I am a SAHM, I do work two days out of the week, just a few hours at the mall. My hubs has a job that requires him to wear a pager to be contacted. Bc he cannot take cell phones inside many of the areas he works. 

He never calls or text me during the day, not even when I'm at work. Sometimes he doesn't return my pages, emails, or text.

But he will spend a lot of time on his phone with other people from work, texting, playing word games, chess, and emailing.

His average time at the office/lab is until late in the evening 7 or 8.

He goes into work on a Sunday at 9 a.m, not his usual hours, and when I call him, page, and email hmi since 1:30, I don't get anything back.

Finally he calls me from this lab that I previously recorded in my contact list as his female co-workers lab. And claims he NEVER received any of those pages, just the one email on his phone. 
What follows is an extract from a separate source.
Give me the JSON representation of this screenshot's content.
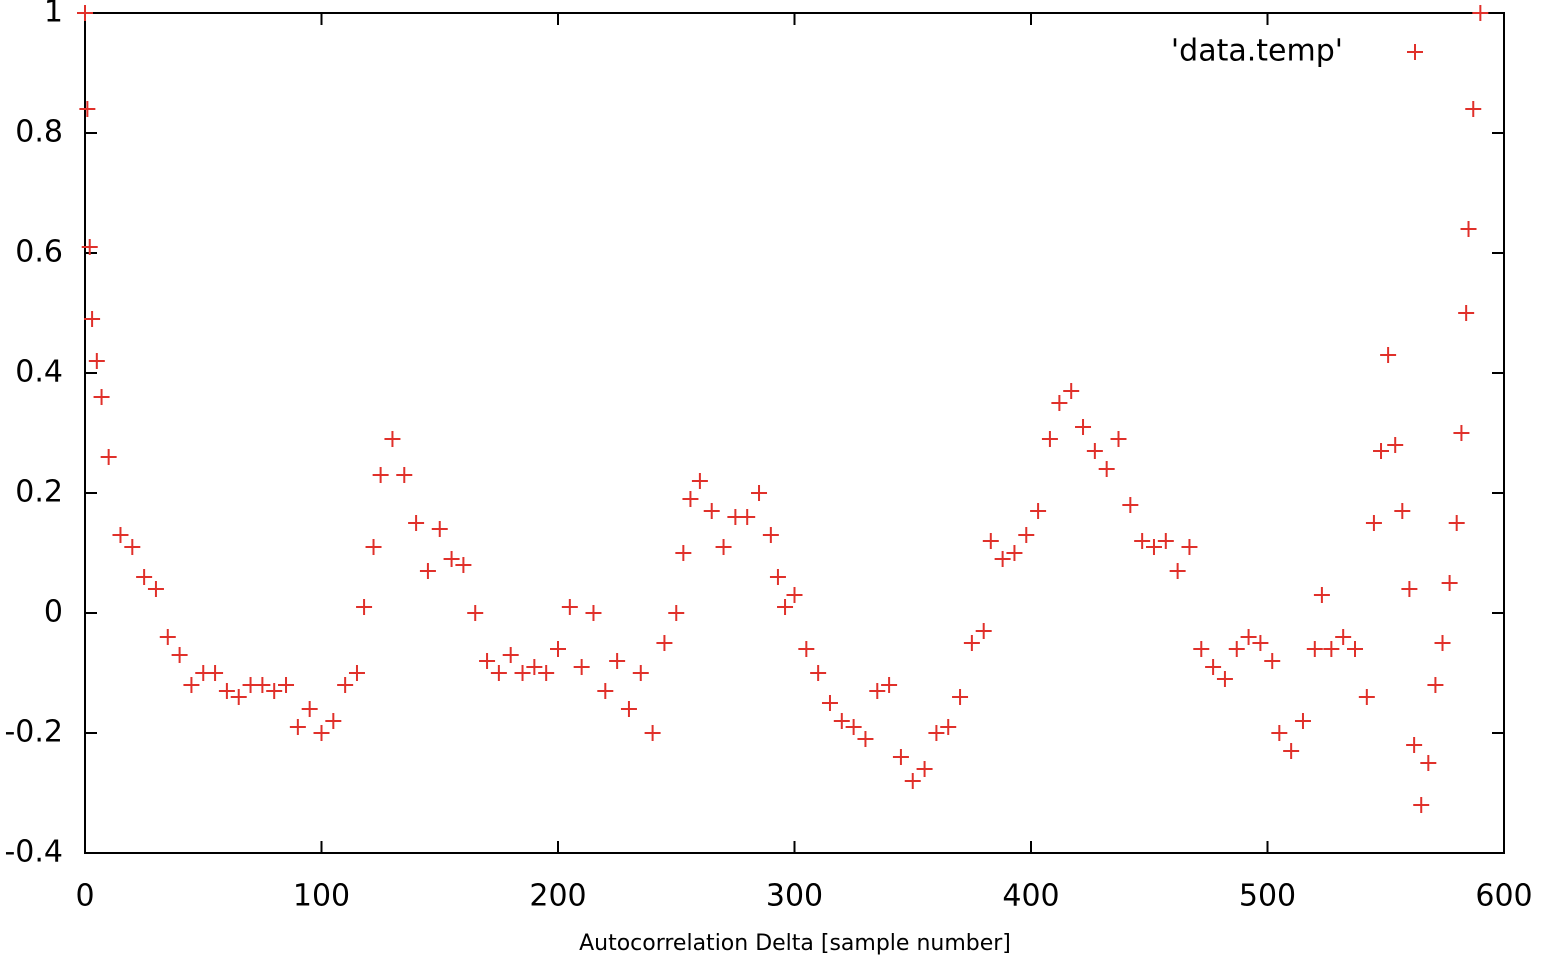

I know I mentioned a female co-worker, but I also wonder if he has EA or he is possibly closet gay.

DOES THIS SOUND FAMILIAR?


----------



## MattMatt (May 19, 2012)

I hope you lose your bet. 

But why would you think he is a closet gay?


----------



## flyfishdoc (Oct 21, 2012)

Trust your gut instinct.....I didn't at first...which I had bustedvthem sooner


----------



## the guy (Aug 3, 2010)

There are alot of red flags you can also look for;

*picking fights over stupid stuff
*less sex or even more then usual sex
*runs into the shower when getting home
* close down windows on compoter when you enter room
* walks out of room to take calls
* dresses better and smells better when off to work
* has a friend he spend more time with then you
* gaurds cell phone versus leaving it laying around


----------